I was contemplating if maybe this just isn’t the right DB for this project, but the thing is, over time, when I scale it up, the sales data will add up to quite a bit of time series data (something like 100k-200k products sampled several times a day continually). When I start doing trend analysis, etc, over a year’s worth of data like that, I’ll need a DB that can handle that task efficiently.

p.s., I have done a bunch with relational and non-relational in the past, but it’s been a while, and I haven’t done much with time series. So any advice or thoughts are greatly appreciated

Hi @cardilloscreations , trying to parse this so let me know if I’ve misunderstood anything!

For your ‘static’ data, you could hack your way round this by adding a dummy 0 timestamp to your table, and partitioning by this timestamp. Then just insert every record timestamp=0, and voila, it is now a WAL table, so you can use features like DEDUP inserts, and insert into it using ILP/HTTP.
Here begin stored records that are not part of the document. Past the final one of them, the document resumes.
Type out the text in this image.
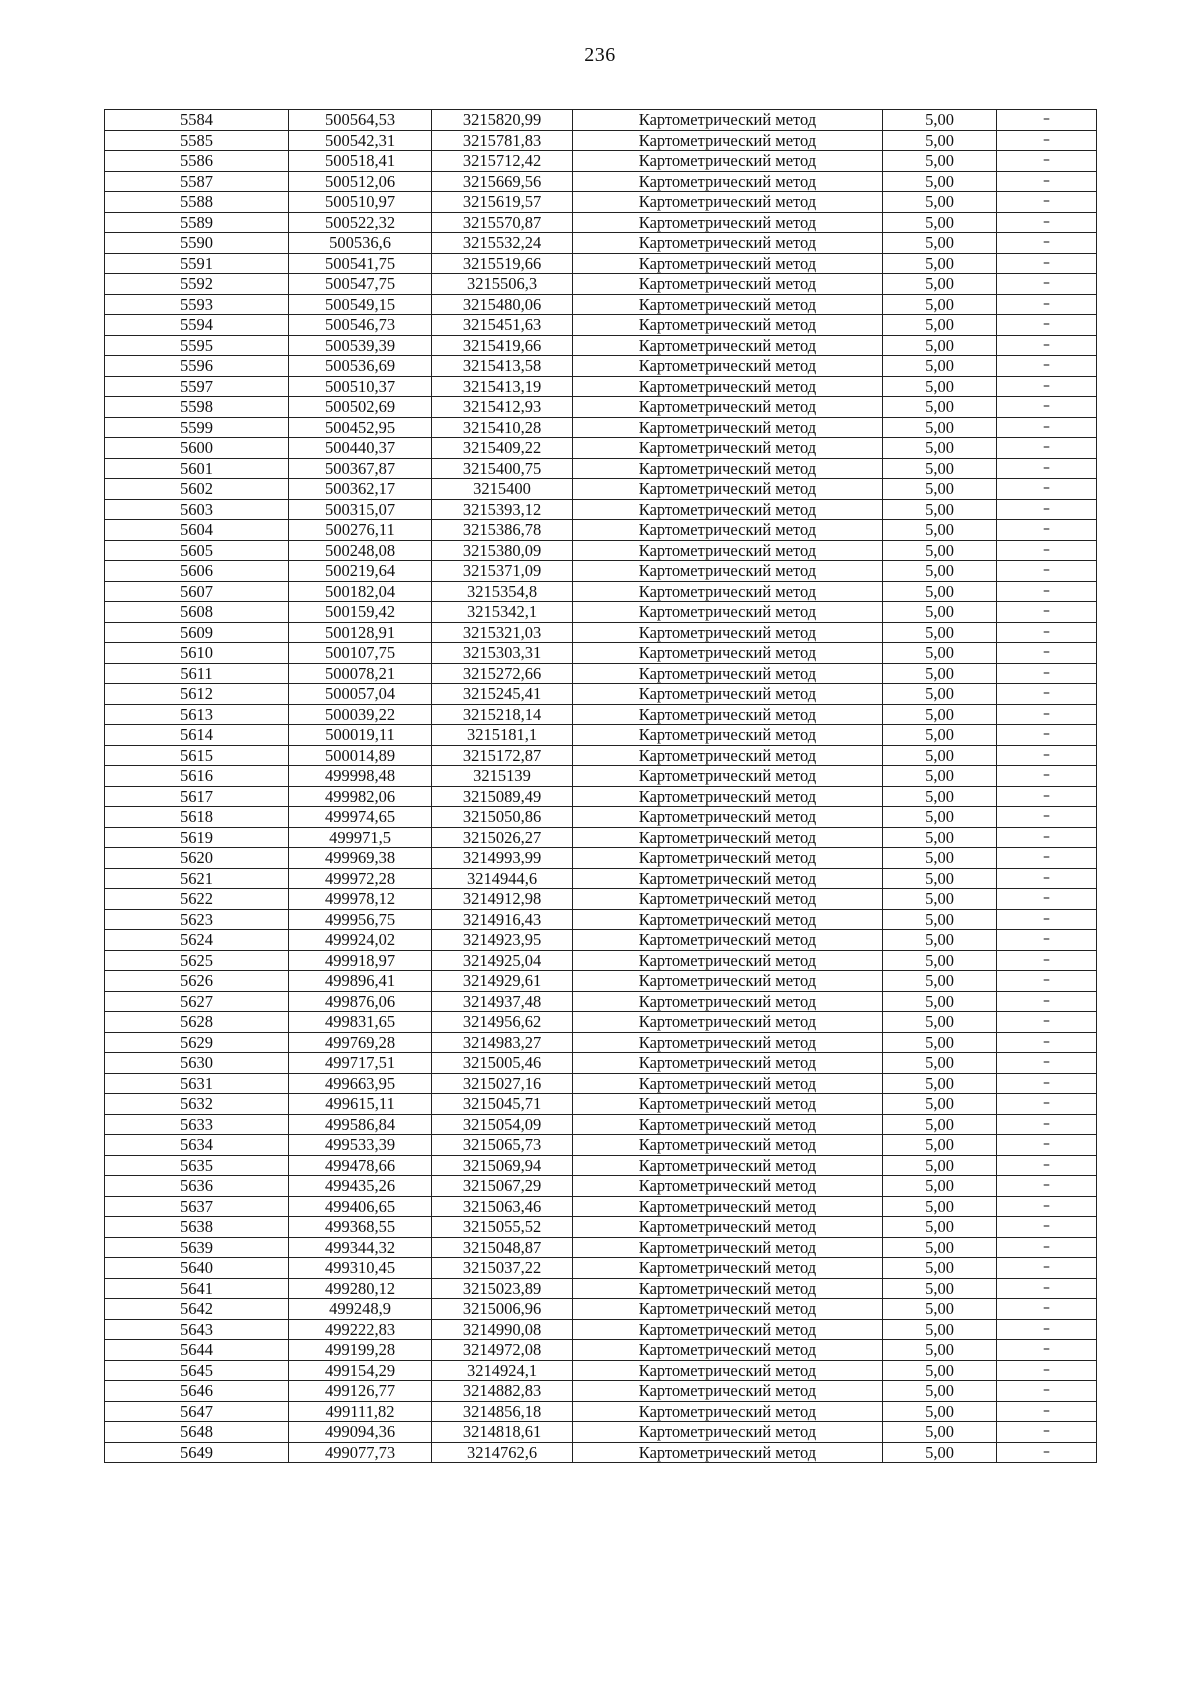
236
5584	500564,53	3215820,99	Картометрический метод	5,00	–
5585	500542,31	3215781,83	Картометрический метод	5,00	–
5586	500518,41	3215712,42	Картометрический метод	5,00	–
5587	500512,06	3215669,56	Картометрический метод	5,00	–
5588	500510,97	3215619,57	Картометрический метод	5,00	–
5589	500522,32	3215570,87	Картометрический метод	5,00	–
5590	500536,6	3215532,24	Картометрический метод	5,00	–
5591	500541,75	3215519,66	Картометрический метод	5,00	–
5592	500547,75	3215506,3	Картометрический метод	5,00	–
5593	500549,15	3215480,06	Картометрический метод	5,00	–
5594	500546,73	3215451,63	Картометрический метод	5,00	–
5595	500539,39	3215419,66	Картометрический метод	5,00	–
5596	500536,69	3215413,58	Картометрический метод	5,00	–
5597	500510,37	3215413,19	Картометрический метод	5,00	–
5598	500502,69	3215412,93	Картометрический метод	5,00	–
5599	500452,95	3215410,28	Картометрический метод	5,00	–
5600	500440,37	3215409,22	Картометрический метод	5,00	–
5601	500367,87	3215400,75	Картометрический метод	5,00	–
5602	500362,17	3215400	Картометрический метод	5,00	–
5603	500315,07	3215393,12	Картометрический метод	5,00	–
5604	500276,11	3215386,78	Картометрический метод	5,00	–
5605	500248,08	3215380,09	Картометрический метод	5,00	–
5606	500219,64	3215371,09	Картометрический метод	5,00	–
5607	500182,04	3215354,8	Картометрический метод	5,00	–
5608	500159,42	3215342,1	Картометрический метод	5,00	–
5609	500128,91	3215321,03	Картометрический метод	5,00	–
5610	500107,75	3215303,31	Картометрический метод	5,00	–
5611	500078,21	3215272,66	Картометрический метод	5,00	–
5612	500057,04	3215245,41	Картометрический метод	5,00	–
5613	500039,22	3215218,14	Картометрический метод	5,00	–
5614	500019,11	3215181,1	Картометрический метод	5,00	–
5615	500014,89	3215172,87	Картометрический метод	5,00	–
5616	499998,48	3215139	Картометрический метод	5,00	–
5617	499982,06	3215089,49	Картометрический метод	5,00	–
5618	499974,65	3215050,86	Картометрический метод	5,00	–
5619	499971,5	3215026,27	Картометрический метод	5,00	–
5620	499969,38	3214993,99	Картометрический метод	5,00	–
5621	499972,28	3214944,6	Картометрический метод	5,00	–
5622	499978,12	3214912,98	Картометрический метод	5,00	–
5623	499956,75	3214916,43	Картометрический метод	5,00	–
5624	499924,02	3214923,95	Картометрический метод	5,00	–
5625	499918,97	3214925,04	Картометрический метод	5,00	–
5626	499896,41	3214929,61	Картометрический метод	5,00	–
5627	499876,06	3214937,48	Картометрический метод	5,00	–
5628	499831,65	3214956,62	Картометрический метод	5,00	–
5629	499769,28	3214983,27	Картометрический метод	5,00	–
5630	499717,51	3215005,46	Картометрический метод	5,00	–
5631	499663,95	3215027,16	Картометрический метод	5,00	–
5632	499615,11	3215045,71	Картометрический метод	5,00	–
5633	499586,84	3215054,09	Картометрический метод	5,00	–
5634	499533,39	3215065,73	Картометрический метод	5,00	–
5635	499478,66	3215069,94	Картометрический метод	5,00	–
5636	499435,26	3215067,29	Картометрический метод	5,00	–
5637	499406,65	3215063,46	Картометрический метод	5,00	–
5638	499368,55	3215055,52	Картометрический метод	5,00	–
5639	499344,32	3215048,87	Картометрический метод	5,00	–
5640	499310,45	3215037,22	Картометрический метод	5,00	–
5641	499280,12	3215023,89	Картометрический метод	5,00	–
5642	499248,9	3215006,96	Картометрический метод	5,00	–
5643	499222,83	3214990,08	Картометрический метод	5,00	–
5644	499199,28	3214972,08	Картометрический метод	5,00	–
5645	499154,29	3214924,1	Картометрический метод	5,00	–
5646	499126,77	3214882,83	Картометрический метод	5,00	–
5647	499111,82	3214856,18	Картометрический метод	5,00	–
5648	499094,36	3214818,61	Картометрический метод	5,00	–
5649	499077,73	3214762,6	Картометрический метод	5,00	–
You can also take an event-sourced or event-logged approach, e.g.:

  • event-logged: on each update, you insert a new record with the updated state, then query for the latest.
  • event-sourced: you insert ‘update events’ to that table and aggregate all of the rows into a single ‘final state’

We also support UPDATE so you could update rows individually (WAL or non-WAL) if you needed to.
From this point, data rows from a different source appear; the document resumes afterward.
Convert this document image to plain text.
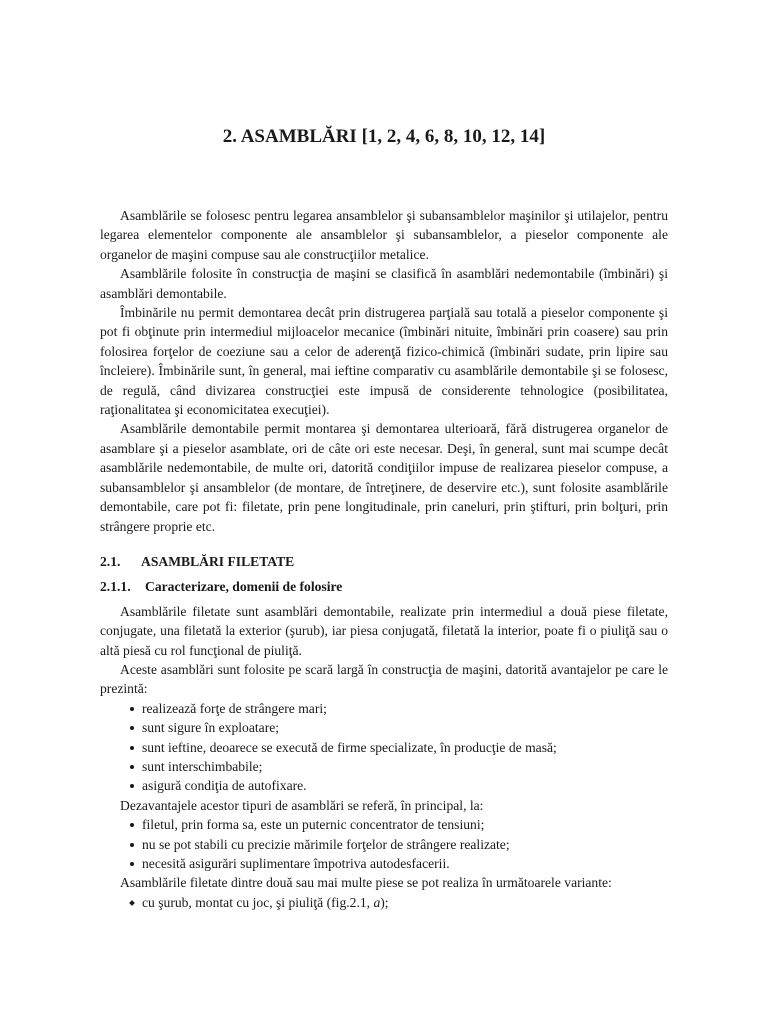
2. ASAMBLĂRI [1, 2, 4, 6, 8, 10, 12, 14]

Asamblările se folosesc pentru legarea ansamblelor şi subansamblelor maşinilor şi utilajelor, pentru legarea elementelor componente ale ansamblelor şi subansamblelor, a pieselor componente ale organelor de maşini compuse sau ale construcţiilor metalice.

Asamblările folosite în construcţia de maşini se clasifică în asamblări nedemontabile (îmbinări) şi asamblări demontabile.

Îmbinările nu permit demontarea decât prin distrugerea parţială sau totală a pieselor componente şi pot fi obţinute prin intermediul mijloacelor mecanice (îmbinări nituite, îmbinări prin coasere) sau prin folosirea forţelor de coeziune sau a celor de aderenţă fizico-chimică (îmbinări sudate, prin lipire sau încleiere). Îmbinările sunt, în general, mai ieftine comparativ cu asamblările demontabile şi se folosesc, de regulă, când divizarea construcţiei este impusă de considerente tehnologice (posibilitatea, raţionalitatea şi economicitatea execuţiei).

Asamblările demontabile permit montarea şi demontarea ulterioară, fără distrugerea organelor de asamblare şi a pieselor asamblate, ori de câte ori este necesar. Deşi, în general, sunt mai scumpe decât asamblările nedemontabile, de multe ori, datorită condiţiilor impuse de realizarea pieselor compuse, a subansamblelor şi ansamblelor (de montare, de întreţinere, de deservire etc.), sunt folosite asamblările demontabile, care pot fi: filetate, prin pene longitudinale, prin caneluri, prin ştifturi, prin bolţuri, prin strângere proprie etc.

2.1. ASAMBLĂRI FILETATE

2.1.1. Caracterizare, domenii de folosire

Asamblările filetate sunt asamblări demontabile, realizate prin intermediul a două piese filetate, conjugate, una filetată la exterior (şurub), iar piesa conjugată, filetată la interior, poate fi o piuliţă sau o altă piesă cu rol funcţional de piuliţă.

Aceste asamblări sunt folosite pe scară largă în construcţia de maşini, datorită avantajelor pe care le prezintă:

realizează forţe de strângere mari;
sunt sigure în exploatare;
sunt ieftine, deoarece se execută de firme specializate, în producţie de masă;
sunt interschimbabile;
asigură condiţia de autofixare.

Dezavantajele acestor tipuri de asamblări se referă, în principal, la:

filetul, prin forma sa, este un puternic concentrator de tensiuni;
nu se pot stabili cu precizie mărimile forţelor de strângere realizate;
necesită asigurări suplimentare împotriva autodesfacerii.

Asamblările filetate dintre două sau mai multe piese se pot realiza în următoarele variante:

cu şurub, montat cu joc, şi piuliţă (fig.2.1, a);
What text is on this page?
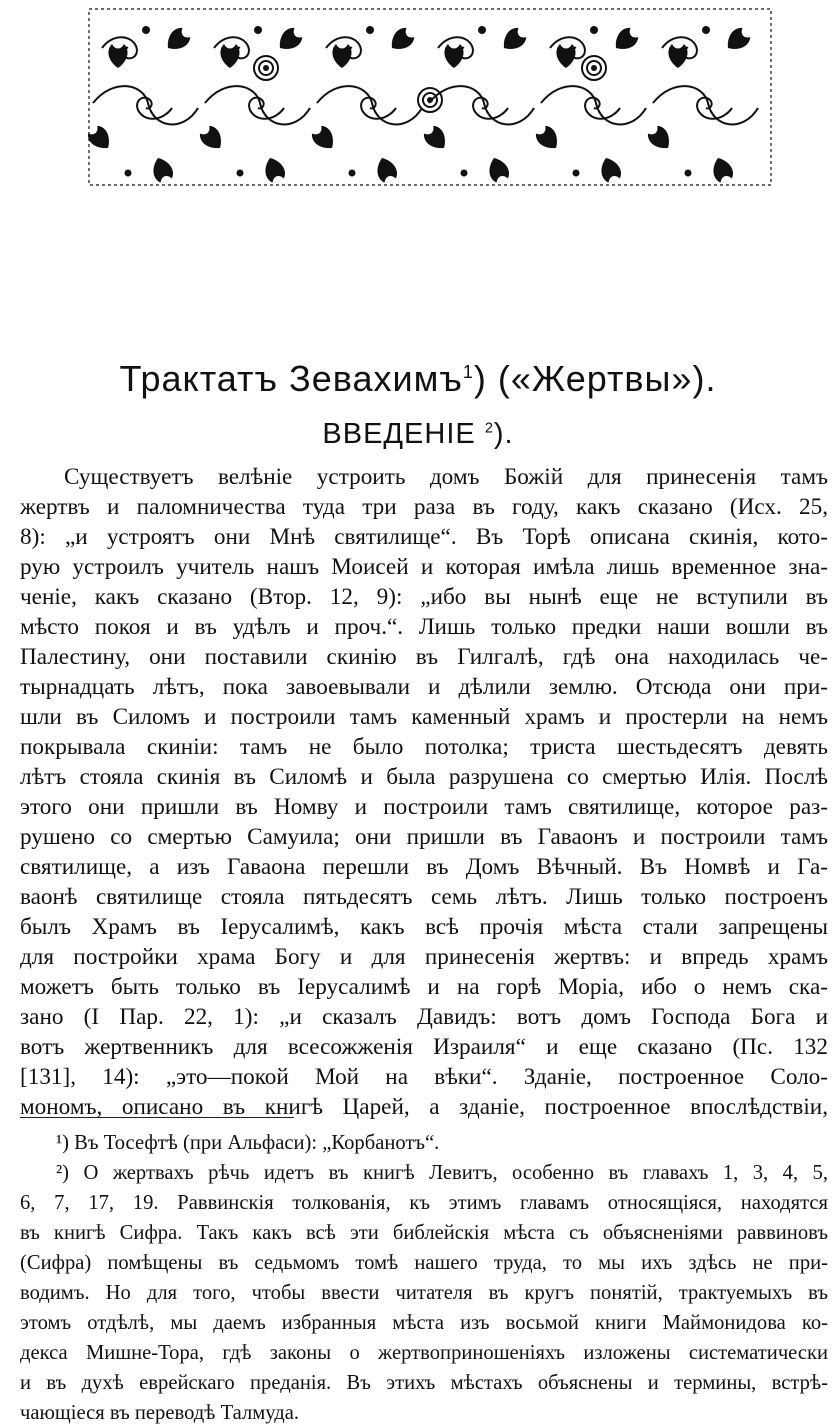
Трактатъ Зевахимъ$^1$) («Жертвы»).
ВВЕДЕНІЕ $^2$).
Существуетъ велѣніе устроить домъ Божій для принесенія тамъ
жертвъ и паломничества туда три раза въ году, какъ сказано (Исх. 25,
8): „и устроятъ они Мнѣ святилище“. Въ Торѣ описана скинія, кото-
рую устроилъ учитель нашъ Моисей и которая имѣла лишь временное зна-
ченіе, какъ сказано (Втор. 12, 9): „ибо вы нынѣ еще не вступили въ
мѣсто покоя и въ удѣлъ и проч.“. Лишь только предки наши вошли въ
Палестину, они поставили скинію въ Гилгалѣ, гдѣ она находилась че-
тырнадцать лѣтъ, пока завоевывали и дѣлили землю. Отсюда они при-
шли въ Силомъ и построили тамъ каменный храмъ и простерли на немъ
покрывала скиніи: тамъ не было потолка; триста шестьдесятъ девять
лѣтъ стояла скинія въ Силомѣ и была разрушена со смертью Илія. Послѣ
этого они пришли въ Номву и построили тамъ святилище, которое раз-
рушено со смертью Самуила; они пришли въ Гаваонъ и построили тамъ
святилище, а изъ Гаваона перешли въ Домъ Вѣчный. Въ Номвѣ и Га-
ваонѣ святилище стояла пятьдесятъ семь лѣтъ. Лишь только построенъ
былъ Храмъ въ Іерусалимѣ, какъ всѣ прочія мѣста стали запрещены
для постройки храма Богу и для принесенія жертвъ: и впредь храмъ
можетъ быть только въ Іерусалимѣ и на горѣ Моріа, ибо о немъ ска-
зано (I Пар. 22, 1): „и сказалъ Давидъ: вотъ домъ Господа Бога и
вотъ жертвенникъ для всесожженія Израиля“ и еще сказано (Пс. 132
[131], 14): „это—покой Мой на вѣки“. Зданіе, построенное Соло-
мономъ, описано въ книгѣ Царей, а зданіе, построенное впослѣдствіи,
¹) Въ Тосефтѣ (при Альфаси): „Корбанотъ“.
²) О жертвахъ рѣчь идетъ въ книгѣ Левитъ, особенно въ главахъ 1, 3, 4, 5,
6, 7, 17, 19. Раввинскія толкованія, къ этимъ главамъ относящіяся, находятся
въ книгѣ Сифра. Такъ какъ всѣ эти библейскія мѣста съ объясненіями раввиновъ
(Сифра) помѣщены въ седьмомъ томѣ нашего труда, то мы ихъ здѣсь не при-
водимъ. Но для того, чтобы ввести читателя въ кругъ понятій, трактуемыхъ въ
этомъ отдѣлѣ, мы даемъ избранныя мѣста изъ восьмой книги Маймонидова ко-
декса Мишне-Тора, гдѣ законы о жертвоприношеніяхъ изложены систематически
и въ духѣ еврейскаго преданія. Въ этихъ мѣстахъ объяснены и термины, встрѣ-
чающіеся въ переводѣ Талмуда.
We will be improving our DEDUP feature soon to add DEDUP SKIP and DEDUP MERGE functionality, which would also help you to UPSERT more flexibility.

QuestDB doesn’t seem like a bad fit based on what you’ve described. Maybe you can share some example schemas to help me get a better picture, and we can talk more?

EDIT: Adding a P.S - we have users who had similar star-schema (or I suppose snowflake-schema) tables in Snowflake and other data warehouses, who successfully shifted them to QuestDB. Maybe that is a confidence vote!

The tip for the dummy timestamp is definitely useful. Thanks for that! I was contemplating this but haven’t got around to trying it yet.

At least with that approach, if I don’t care about time or history on those detail records, I can just use something like DEDUP UPSERT KEYS(ts,product_id) and then INSERT will handle the INSERT/UPDATE (by way of deduplication) for me.

The event-logged approach sounds like what I was contemplating if I do want to track the changes over time, but the more I think about it, maybe that’s best reserved for change data capture in the future. IDK.

The thing is, I really don’t want to keep writing the same data with every update (storage space and processing power will be a factor in the near future). I only want to write a new entry if something changed. I suppose I can do that with a few “chatty” statements or a transaction, but that isn’t very efficient, so I was hoping to figure out a clever way to handle it better.

Are there any plans to support something like INSERT … ON CONFLICT … DO UPDATE in the future? Something like that would be perfect for this because then I could only do another insert only if something changed. Would the new DEDUP features be able to help with something like this?

BTW, the sample schema isn’t much at the moment. Just a product table with the details and a time series table with the timestamp, product ID, and units sold.

We have an issue for DEDUP MERGE i.e INSERT and if there is an existing record, merge the new record values into it.

1 Like